Does taking recreational ecstasy cause brain damage?

Rui  Tao has answered Unlikely

An expert from Florida Atlantic University in Pharmacology, Neuropsychology

Unlikely. However the answer to this question is dependent on environmental factors (not simply MDMA drug itself). Findings are summarized as follows.

  1.       If there is hyperthyroidism, one recreational relevant dose would be sufficient to kill the subject due to hyperthermia (a serious form of serotonin syndrome). 
  2.       If subjects have no hyperthyroidism, a single recreationally relevant dose such as <2 mg/kg (~2-4 tablets) could only cause a mild serotonin syndrome but have no 5HT deficit or other injury. The effect or conclusion is not altered by environmental condition such as physical activity and warm temperature. Is there any brain injury if many recreational relevant doses in several days are given? The answer is still no based on two-week animal data. However, it is not certain what happens if animal tests last several months. Please note the recreational use would still have more or less a mild serotonin syndrome even if there is no credible brain injury. The mild serotonin syndrome may be associated with empathy and other mood/behavioral changes, which has not being investigated.

You may ask: why are so many research publications to show that MDMA could cause brain damage? The question can be addressed from experimental design in which many investigators have used high MDMA dose levels and extreme drug environment for their work. Anxiety, distress and many intolerable abnormality are very apparent with a dose >2mg/kg, no longer recreationally relevant. As the dose >10 mg/kg, MDMA starts to cause brain injury but it is not absolutely. a) If ambient temperature is cold and subject remains in an inactive state, 10 mg/kg can only cause a mild serotonin syndrome with no brain injury. b) if ambient temperature or physical activity is high, brain injury could occur. Nevertheless, both high dose and high temperature are absolutely required in order to cause brain damage, but unlikely relevant to the recreational use in human being.

 

Does taking recreational ecstasy cause brain damage?

Susan Schenk has answered Likely

An expert from Victoria University of Wellington in Addiction

Ecstasy is a street drug that can contain the psychoactive ingredient, methylenedioxymethamphetamine (MDMA), but often it contains other ingredients.
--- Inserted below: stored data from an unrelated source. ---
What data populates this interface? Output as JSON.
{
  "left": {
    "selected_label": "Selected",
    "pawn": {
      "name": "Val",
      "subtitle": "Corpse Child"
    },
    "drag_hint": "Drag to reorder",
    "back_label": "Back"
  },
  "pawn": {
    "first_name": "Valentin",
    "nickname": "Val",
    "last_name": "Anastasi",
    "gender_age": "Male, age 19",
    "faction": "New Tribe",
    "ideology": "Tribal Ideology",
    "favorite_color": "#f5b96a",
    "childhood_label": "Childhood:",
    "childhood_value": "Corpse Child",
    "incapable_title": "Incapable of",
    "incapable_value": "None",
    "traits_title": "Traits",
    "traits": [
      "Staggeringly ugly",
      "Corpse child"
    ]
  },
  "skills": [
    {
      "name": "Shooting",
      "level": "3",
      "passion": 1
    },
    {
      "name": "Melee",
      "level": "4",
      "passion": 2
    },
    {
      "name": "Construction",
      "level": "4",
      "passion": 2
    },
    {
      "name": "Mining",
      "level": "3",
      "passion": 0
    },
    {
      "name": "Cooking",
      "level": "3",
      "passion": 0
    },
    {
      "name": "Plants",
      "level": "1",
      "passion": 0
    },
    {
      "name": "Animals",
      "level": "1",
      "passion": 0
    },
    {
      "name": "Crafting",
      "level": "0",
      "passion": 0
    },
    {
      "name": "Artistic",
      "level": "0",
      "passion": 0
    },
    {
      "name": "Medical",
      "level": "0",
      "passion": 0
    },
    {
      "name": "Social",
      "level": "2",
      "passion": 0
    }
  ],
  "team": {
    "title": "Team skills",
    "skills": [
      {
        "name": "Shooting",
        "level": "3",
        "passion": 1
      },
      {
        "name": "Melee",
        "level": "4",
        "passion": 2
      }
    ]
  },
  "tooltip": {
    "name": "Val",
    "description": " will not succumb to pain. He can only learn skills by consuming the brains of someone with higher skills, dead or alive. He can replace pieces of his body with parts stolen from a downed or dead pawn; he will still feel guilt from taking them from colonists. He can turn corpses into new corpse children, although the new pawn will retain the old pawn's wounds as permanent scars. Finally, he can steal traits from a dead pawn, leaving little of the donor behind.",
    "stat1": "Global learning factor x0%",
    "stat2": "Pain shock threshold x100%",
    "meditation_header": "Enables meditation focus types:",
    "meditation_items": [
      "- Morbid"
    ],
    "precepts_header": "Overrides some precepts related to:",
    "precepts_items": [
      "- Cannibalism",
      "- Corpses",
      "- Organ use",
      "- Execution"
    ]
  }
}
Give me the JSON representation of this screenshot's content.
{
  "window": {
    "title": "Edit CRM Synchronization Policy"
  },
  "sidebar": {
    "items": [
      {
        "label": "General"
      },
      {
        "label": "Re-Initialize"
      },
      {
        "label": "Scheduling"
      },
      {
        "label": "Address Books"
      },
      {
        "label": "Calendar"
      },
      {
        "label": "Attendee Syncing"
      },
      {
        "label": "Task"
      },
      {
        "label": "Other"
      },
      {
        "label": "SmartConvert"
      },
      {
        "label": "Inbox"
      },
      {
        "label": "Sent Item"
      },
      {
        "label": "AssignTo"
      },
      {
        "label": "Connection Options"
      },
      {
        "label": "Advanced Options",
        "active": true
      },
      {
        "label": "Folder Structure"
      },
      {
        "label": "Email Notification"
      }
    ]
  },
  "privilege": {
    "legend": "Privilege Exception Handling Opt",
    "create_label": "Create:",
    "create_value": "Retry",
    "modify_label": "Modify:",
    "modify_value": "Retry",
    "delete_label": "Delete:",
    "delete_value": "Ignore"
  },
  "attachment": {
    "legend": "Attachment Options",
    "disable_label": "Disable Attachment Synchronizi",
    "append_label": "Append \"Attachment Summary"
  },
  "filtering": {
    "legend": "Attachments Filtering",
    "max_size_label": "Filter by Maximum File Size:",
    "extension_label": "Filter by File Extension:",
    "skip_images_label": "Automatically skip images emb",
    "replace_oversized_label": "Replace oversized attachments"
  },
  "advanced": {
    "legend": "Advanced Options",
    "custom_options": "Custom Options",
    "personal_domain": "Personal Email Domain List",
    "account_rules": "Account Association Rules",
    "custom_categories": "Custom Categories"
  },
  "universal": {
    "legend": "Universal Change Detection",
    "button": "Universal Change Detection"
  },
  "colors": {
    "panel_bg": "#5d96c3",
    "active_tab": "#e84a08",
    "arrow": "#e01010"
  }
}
Sometimes the MDMA content is high; other times it is quite low. So the question concerning effects of ecstasy is not easily answered since it can depend on what is actually in the ecstasy tablet.

Additionally, “recreational use” is not a pattern of use that can easily be quantified. What does it really mean? Weekend use? Monthly use? Daily use? Having said that, there is evidence that ecstasy use is associated with deficits in neurotransmission, particularly in brain systems that use the chemical, serotonin.

Most studies have suggested that “heavy” use is more likely to produce these deficits. This may, or may not, be due to MDMA or its metabolites. Additionally, ecstasy users tend to be polydrug users and so any effects of consumption might reflect the effect of MDMA, effect of other drugs that are used, or effects of the combination of drugs. Animal studies that have specifically manipulated MDMA exposure have shown that MDMA causes neuroadaptive responses in brain serotonin systems and that these neuroadaptations are persistent. The magnitude of the deficit is dependent on the amount of MDMA exposure as well as on the frequency of exposure. The minimal amount of MDMA exposure that produces these effects has not been systematically studied.